A: I was flattered- especially coming from Leelee. I like her alot. After that story came out, we unexpectedly ended up doing reshoots for Squelch and there was a bit of awkardness at first, but i ran right up to her and hugged her sayin', "Thank you SOO Much!!" I thanked her maybe a hundred times because it was flattering.

Q: You get along well with leelee?
A: I love her. Everythings blown up for her and I hope she stays how she is. She's got a good head on her shoulders.

Q: So, how's the movie?
A: I play a meek, mild guy, more introverted than guys Ive played before. It's basically two brothers and a girlfriend taking a road trip across the country and after we pull a prank on a psycho truck driver and make him mad, he chases us.

Q: What made you want to go into the acting buisness?
A: I didnt. My parents did. I did it from when I was two and when I got older, I didnt want to do it for a while. I only started acting again because I was desperate- I didnt have any money.

Q: Do you take hard when you dont get a job you really want?
A: I was really bummed out that I didnt get the part of Anakin in Star Wars: Episode II. But there were rumours circulating so I don't know how close I came to actually getting it. Josh Jackson was apparently in talks to play Anakin, too. (Laughs) You cant say anything, but a part of me was thinking "You Bastard! You better not get the part over me!" At the same time, you'd be happy if he does get it rather that Hayden Christensen, some no-namer from Canada. He'll probably be good, though. Well, at least he'll show up on time and know his lines.(laughs)

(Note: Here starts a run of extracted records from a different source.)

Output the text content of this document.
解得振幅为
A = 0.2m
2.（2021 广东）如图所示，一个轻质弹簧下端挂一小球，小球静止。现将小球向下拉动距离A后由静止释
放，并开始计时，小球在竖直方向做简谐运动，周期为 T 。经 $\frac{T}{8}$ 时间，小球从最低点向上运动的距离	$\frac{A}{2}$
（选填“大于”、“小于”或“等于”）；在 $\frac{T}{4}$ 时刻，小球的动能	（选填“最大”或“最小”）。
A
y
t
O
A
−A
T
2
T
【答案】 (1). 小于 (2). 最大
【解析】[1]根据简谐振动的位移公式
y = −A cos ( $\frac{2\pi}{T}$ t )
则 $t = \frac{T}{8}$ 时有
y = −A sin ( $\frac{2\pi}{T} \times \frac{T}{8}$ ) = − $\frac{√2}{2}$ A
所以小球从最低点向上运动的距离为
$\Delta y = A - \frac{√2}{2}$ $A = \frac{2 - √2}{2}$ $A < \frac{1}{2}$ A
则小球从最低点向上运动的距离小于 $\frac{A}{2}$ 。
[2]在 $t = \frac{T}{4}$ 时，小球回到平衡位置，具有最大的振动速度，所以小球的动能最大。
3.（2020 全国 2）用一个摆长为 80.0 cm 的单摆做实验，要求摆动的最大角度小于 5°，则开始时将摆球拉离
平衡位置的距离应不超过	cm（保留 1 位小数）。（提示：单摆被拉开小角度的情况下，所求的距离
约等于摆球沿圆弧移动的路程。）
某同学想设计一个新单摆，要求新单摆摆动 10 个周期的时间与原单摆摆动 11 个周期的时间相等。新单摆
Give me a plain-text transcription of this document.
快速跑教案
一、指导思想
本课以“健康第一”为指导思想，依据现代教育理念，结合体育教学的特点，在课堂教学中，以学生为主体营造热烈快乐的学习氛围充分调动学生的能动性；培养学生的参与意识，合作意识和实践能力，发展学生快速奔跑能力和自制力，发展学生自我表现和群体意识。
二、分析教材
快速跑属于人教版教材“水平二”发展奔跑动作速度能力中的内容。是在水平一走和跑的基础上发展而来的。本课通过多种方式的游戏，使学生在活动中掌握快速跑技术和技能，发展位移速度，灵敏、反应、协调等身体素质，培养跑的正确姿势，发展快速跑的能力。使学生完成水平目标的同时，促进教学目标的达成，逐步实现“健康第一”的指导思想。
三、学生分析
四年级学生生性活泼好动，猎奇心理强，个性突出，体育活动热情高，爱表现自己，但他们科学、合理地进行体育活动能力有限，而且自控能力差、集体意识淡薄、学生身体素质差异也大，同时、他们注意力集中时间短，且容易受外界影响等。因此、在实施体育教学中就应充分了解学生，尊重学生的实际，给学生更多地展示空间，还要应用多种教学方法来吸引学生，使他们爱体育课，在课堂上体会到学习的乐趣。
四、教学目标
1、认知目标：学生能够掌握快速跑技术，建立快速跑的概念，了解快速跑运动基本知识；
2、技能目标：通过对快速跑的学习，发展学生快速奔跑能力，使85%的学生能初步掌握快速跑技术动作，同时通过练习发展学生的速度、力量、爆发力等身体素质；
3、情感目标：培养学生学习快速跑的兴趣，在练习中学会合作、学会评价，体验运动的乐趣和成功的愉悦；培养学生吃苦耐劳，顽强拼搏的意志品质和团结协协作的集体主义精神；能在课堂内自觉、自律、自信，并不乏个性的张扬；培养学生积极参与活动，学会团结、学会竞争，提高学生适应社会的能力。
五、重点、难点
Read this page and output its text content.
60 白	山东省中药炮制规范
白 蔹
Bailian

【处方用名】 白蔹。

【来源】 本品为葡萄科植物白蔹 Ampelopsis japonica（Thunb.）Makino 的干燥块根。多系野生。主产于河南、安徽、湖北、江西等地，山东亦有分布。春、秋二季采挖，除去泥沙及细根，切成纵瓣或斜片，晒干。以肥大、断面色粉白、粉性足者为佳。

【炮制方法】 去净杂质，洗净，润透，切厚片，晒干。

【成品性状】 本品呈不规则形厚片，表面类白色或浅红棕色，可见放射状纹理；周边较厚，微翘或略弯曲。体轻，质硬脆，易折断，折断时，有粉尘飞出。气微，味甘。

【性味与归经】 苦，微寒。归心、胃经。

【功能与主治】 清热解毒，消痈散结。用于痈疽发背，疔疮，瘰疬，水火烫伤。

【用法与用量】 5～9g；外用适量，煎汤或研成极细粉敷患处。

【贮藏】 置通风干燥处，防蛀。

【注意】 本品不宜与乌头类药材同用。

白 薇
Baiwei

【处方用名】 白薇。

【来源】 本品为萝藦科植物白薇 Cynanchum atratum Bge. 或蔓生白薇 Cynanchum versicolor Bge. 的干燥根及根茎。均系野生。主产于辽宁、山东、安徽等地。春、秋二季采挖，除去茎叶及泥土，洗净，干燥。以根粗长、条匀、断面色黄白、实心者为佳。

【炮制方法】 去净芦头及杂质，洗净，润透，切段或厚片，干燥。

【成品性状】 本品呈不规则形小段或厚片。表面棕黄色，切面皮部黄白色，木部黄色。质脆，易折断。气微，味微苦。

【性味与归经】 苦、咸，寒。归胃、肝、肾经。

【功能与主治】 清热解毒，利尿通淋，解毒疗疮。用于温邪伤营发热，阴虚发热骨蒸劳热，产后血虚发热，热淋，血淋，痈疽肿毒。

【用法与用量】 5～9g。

Q:What else have you auditioned for?
A: Pearl Harbor. My grandfather was a Pearl Harbor survivor so It would have been cool to do that movie, but I think I was too cocky for them. I threw alot of attitude. I was feeling really confident that day when I met (producer) Jerry Bruckheimer and (director) Michael Bay. They asked "So what kind of movies do you want to make" and I said, "Movies that I like." They both had a smirk on their faces the whole time I was in there. I got out of the meeting and called Scott Caan because he'd just finished doing Gone in Sixty Seconds with Bruckheimer. I said, "I think I may have pissed him off," and he was like, "Aw, dont worry dude, they loved you." (Laughs)

Q: Tell me something fun you've done in the last week.
A: I went to the Blink-182 show and was in the mosh pit having a good time. I was really fustrated because no one was even bodychecking me. I must really look old. These guys around me were all tatted up and we were elbowing each other- for me, It's all about beating each other up, taking it out on each other. I dove off the stage a couple of times. Security had already warned me and they were going to take me out. So, anyway, I was in the pit and Im slamming in one direction and I cut to go the other way, but the floor was wet, so when I went to push off, I rolled on the inside of my ankle. Everythings black and blue. I've had alot of Advil, but I should get it X-Rayed.

Q: What things wouldn't you give up for your career?
A: Surfing- I need it to feed my soul.

Q: What are your plans for 2001?
A: I've put together a production company and we've found a couple of really good scrips, one of which I might be doing next year. I want to be proavtive, not sit around waiting for the kind of movies I want to do.